Run headless and without sandbox.  Note that we need both a profile and an options here, and the naming is different from before.

options.add_argument('-headless')
theDriver = webdriver.Firefox(firefox_profile=profile, options=options)

With that done we can use theDriver for headless scraping.  Rerun your tests from before.

Containerize It

We use a Docker container here.  Again you can probably do this with other technologies.  This one works and plays well with AWS.  Put whatever you need in requirements.txt for python — including selenium — and your Dockerfile is:

FROM ubuntu:17.10

RUN apt-get update \
 && apt-get install -y sudo \
 && apt-get install -y wget \
 && apt-get install -y curl \
 && apt-get install -y dpkg \
 && apt-get install -y software-properties-common \
 && apt-get install -y gdebi unzip

RUN apt-get update \
  && apt-get install -y python3.6 python3.6-dev python3-pip python3.6-venv \
  && apt-get install -y xvfb firefox

RUN mkdir /geckodriver
RUN wget -q --continue -P /geckodriver "https://github.com/mozilla/geckodriver/releases/download/v"$driverversion"/geckodriver-v"driverversion"-linux64.tar.gz"
RUN tar -zxvf /geckodriver/geckodriver-vdriverversion-linux64.tar.gz -C /geckodriver
ENV PATH /geckodriver:$PATH
ADD requirements.txt .
RUN pip3 install --trusted-host pypi.python.org -r ./requirements.txt

That container can fire up a working headless chrome that can download files.  Use whatever CMD and/or ENTRYPOINT suits you.
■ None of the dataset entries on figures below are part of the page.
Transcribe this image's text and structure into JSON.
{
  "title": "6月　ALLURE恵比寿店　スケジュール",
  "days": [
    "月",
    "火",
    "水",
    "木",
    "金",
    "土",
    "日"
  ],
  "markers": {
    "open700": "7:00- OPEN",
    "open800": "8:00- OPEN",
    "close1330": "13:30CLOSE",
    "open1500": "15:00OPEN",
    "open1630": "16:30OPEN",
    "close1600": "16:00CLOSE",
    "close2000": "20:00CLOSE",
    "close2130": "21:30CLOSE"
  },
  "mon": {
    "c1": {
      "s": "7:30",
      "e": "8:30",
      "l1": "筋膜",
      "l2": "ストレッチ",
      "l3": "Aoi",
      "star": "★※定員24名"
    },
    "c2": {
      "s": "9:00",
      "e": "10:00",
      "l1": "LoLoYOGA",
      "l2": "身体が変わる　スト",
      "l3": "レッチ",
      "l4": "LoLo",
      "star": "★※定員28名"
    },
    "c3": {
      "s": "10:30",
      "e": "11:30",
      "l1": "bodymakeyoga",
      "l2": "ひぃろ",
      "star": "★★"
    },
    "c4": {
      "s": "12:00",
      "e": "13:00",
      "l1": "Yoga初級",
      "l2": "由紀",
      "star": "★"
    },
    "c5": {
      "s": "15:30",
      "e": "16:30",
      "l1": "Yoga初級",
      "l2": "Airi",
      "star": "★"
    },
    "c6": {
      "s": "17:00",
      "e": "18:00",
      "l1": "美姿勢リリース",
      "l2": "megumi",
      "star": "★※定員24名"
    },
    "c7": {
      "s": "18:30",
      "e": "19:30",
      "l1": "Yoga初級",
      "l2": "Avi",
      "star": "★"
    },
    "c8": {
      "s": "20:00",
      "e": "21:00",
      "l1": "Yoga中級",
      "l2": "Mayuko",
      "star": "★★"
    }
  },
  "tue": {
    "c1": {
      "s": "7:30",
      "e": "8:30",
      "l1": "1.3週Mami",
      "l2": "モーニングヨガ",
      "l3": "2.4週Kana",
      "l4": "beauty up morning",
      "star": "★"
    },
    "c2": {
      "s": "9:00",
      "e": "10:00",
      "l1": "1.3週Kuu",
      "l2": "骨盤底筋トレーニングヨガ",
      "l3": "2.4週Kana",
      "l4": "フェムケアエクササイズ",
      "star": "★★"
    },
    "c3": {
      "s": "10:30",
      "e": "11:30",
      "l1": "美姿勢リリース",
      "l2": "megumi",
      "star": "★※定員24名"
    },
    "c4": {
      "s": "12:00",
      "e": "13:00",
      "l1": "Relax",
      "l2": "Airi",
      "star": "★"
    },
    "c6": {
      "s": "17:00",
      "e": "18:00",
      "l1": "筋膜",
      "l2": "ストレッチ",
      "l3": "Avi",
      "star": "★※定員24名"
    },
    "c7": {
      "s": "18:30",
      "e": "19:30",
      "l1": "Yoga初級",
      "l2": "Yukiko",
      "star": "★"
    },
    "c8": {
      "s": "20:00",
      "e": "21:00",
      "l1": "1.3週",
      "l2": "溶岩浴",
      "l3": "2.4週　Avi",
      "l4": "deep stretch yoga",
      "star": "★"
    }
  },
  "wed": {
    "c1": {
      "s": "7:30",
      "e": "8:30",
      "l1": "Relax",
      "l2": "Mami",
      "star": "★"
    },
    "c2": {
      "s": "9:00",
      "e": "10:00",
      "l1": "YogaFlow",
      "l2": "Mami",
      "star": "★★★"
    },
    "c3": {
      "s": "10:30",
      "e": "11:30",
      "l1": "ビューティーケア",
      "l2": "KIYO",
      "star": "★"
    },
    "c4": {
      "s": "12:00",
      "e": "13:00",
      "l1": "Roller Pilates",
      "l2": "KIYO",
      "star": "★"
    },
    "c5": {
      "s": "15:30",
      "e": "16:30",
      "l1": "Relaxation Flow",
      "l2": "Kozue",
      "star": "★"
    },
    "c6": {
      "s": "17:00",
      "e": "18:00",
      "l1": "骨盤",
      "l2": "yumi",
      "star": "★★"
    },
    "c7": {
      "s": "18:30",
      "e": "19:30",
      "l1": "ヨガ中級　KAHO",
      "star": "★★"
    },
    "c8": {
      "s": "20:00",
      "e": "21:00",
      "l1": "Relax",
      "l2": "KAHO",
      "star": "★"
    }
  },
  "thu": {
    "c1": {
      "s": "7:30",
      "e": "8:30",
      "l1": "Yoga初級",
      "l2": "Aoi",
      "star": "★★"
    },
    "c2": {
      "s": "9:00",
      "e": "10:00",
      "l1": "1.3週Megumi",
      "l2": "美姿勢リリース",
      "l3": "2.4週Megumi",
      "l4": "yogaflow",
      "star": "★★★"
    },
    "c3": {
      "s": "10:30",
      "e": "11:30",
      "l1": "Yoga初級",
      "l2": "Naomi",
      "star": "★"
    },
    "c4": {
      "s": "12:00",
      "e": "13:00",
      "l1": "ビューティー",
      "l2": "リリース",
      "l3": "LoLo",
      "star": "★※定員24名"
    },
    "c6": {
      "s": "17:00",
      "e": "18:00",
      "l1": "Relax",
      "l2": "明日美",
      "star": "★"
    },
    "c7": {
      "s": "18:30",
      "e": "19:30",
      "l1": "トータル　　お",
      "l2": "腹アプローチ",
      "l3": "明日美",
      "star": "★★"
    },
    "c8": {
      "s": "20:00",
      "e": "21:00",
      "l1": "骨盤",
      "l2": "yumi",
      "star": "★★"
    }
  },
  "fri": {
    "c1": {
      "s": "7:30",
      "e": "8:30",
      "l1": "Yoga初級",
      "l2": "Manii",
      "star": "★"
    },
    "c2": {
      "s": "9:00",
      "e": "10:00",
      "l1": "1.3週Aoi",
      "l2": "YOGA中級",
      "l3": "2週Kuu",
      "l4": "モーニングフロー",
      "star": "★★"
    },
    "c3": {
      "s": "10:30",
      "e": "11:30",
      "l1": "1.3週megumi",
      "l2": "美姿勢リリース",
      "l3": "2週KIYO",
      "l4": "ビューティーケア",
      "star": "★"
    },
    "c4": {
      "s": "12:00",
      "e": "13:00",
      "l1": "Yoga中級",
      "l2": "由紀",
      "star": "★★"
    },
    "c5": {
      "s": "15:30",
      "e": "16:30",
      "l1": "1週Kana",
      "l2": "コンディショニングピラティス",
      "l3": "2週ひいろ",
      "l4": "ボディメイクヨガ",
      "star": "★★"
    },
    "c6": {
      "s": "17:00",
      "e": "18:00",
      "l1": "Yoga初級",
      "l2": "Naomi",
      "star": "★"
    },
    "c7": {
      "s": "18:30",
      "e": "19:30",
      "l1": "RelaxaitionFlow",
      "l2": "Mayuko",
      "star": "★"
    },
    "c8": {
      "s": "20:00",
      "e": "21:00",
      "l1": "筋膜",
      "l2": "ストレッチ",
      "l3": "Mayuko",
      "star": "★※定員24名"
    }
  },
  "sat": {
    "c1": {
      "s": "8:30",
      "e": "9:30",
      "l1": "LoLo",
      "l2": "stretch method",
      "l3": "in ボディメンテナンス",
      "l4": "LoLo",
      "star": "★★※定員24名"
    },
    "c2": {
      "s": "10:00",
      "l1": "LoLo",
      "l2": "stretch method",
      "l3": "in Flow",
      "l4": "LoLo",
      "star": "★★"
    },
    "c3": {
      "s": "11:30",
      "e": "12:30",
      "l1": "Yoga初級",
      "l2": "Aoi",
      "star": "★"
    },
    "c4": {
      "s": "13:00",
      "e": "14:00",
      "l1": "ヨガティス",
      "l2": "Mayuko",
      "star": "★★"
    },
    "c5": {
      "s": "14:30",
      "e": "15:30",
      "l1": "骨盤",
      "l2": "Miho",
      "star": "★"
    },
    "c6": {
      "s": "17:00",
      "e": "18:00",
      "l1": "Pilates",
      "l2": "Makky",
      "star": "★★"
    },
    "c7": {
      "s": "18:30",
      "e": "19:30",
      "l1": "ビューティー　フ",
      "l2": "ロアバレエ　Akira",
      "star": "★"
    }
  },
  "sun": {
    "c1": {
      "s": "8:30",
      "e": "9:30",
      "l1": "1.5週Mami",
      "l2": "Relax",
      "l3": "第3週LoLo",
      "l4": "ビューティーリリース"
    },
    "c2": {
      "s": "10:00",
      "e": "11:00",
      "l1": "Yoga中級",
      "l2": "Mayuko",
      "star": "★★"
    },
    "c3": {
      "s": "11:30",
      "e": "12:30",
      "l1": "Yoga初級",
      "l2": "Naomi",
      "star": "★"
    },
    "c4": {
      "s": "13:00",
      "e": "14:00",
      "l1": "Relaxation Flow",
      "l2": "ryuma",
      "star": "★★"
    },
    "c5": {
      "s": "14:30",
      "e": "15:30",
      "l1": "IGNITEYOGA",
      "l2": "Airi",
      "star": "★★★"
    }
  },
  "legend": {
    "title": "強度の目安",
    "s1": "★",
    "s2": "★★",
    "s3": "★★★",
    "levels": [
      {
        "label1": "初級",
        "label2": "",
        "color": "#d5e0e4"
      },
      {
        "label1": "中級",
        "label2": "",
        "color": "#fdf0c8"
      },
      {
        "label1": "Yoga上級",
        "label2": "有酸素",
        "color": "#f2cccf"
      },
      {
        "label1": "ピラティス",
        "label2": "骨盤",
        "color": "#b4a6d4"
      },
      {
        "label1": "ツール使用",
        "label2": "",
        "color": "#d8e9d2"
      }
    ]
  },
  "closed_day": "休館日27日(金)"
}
Firefox requires a lot of space in /dev/shm.  If you are going to run docker yourself be sure to add --shm-size 2g to the command.  If you are going to deploy in AWS read this.  Prior that feature we ran a customized machine image for a while that upped docker's default shm size with --default-shm-size in /etc/sysconfig/docker.  If your orchestration doesn't support shm-size you'll need to do something different.

Deploy

With a working container in hand deploy however you’d like.  We’ve run that image on AWS EC2 directly, using AWS ECS and Batch to EC2 and via Docker straight to MacOS, various Linuxes and Windows.  This image is about the same size as Chrome.

Memory usage is also heavy and depends a lot on what sorts of pages you are loading.

Some Comments

Far Cleaner Than Chrome

Firefox is a lot cleaner to set up and run than Chrome.  With the shm issue ironed out there is nothing too weird to do here.  The profile/options/parameters documentation could use some work.  That is the main reason for this post: getting downloads to work required a lot of grepping and guessing.

Firefox Deals With Changing HTML Better

When a page uses javascript to modify HTML without page reloads Firefox seems to do a better job.  That's why we use it sometimes.  I have no opinion between the two browsers except to say there are some complex pages out there that only scrape on one of them.

So no matter which browser you prefer it's worth getting both running.  I have found that where both browsers work the scraping code -- ex the initialization discussed here -- is identical.  And when I can't get one of them to work it's not a matter of modifying the code...it's just not going to work.

Surely there are edge cases I haven't found.  If you come across anything please let me know.